Backtrace for this error:
#0 0x7fece5e873af in ???
#1 0x4505e1 in __cgfit_routines_MOD_df1dim
at ./src/optimize_cgfit_routines.f90:96
#2 0x44e269 in __cgfit_routines_MOD_dbrent_
at ./src/optimize_cgfit_routines.f90:331
#3 0x451520 in __cgfit_routines_MOD_dlinmin
at ./src/optimize_cgfit_routines.f90:69
#4 0x435f71 in __optimize_minimize_MOD_fmin_cg_df
at ./src/OPTIMIZATION.f90:97
#5 0x47c720 in chi2_fitgf_replica
at ./src/BATH_FIT.f90:176
#6 0x480d66 in __bath_fit_MOD_chi2_fitgf_generic_normal
at ./src/BATH_FIT.f90:78
#7 0x42b6a9 in testdeltabuild
at test/testFasterFit.f90:646
#8 0x42bc89 in main
at test/testFasterFit.f90:573
<ERROR> Execution failed for object " testFasterFit "

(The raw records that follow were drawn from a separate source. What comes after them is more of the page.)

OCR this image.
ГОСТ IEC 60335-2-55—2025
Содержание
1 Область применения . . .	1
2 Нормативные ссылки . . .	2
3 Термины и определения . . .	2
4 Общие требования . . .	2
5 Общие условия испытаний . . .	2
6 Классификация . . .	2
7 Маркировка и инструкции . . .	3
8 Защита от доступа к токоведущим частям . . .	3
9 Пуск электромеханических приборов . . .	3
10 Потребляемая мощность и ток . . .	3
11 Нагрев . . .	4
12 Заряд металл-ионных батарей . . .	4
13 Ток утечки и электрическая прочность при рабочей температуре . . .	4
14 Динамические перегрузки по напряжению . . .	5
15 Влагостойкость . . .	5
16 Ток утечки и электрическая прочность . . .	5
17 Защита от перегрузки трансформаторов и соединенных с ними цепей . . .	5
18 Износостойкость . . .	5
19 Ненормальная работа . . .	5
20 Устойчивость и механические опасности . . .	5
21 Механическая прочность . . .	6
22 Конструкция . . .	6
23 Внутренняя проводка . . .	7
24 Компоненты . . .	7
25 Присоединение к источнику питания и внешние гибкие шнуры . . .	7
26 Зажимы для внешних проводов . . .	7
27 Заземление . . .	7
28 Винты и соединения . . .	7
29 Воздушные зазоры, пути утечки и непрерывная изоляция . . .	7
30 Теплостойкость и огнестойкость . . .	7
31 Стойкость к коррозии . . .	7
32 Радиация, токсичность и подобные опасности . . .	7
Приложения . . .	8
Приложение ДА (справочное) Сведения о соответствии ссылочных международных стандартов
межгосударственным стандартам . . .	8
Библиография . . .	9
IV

<ERROR>*cmd_run*:stopping due to failed executions
STOP 1
As you can see from the stdout prints, I get across the “Derivative of Vp passed; Double matmul passed; Reshape passed” triad many times, until exiting the function, and catch a problem only later. Without the -ffpe-trap=invalid,overflow,zero
flag it would even go further until finishing the program, with very subtle numerical errors on the fitted coefficients.
So yes, I don’t really know why the MWE does a segmentation fault inside so2nn_inlined
and the whole program does not, but I guess at this point is kind of irrelevant.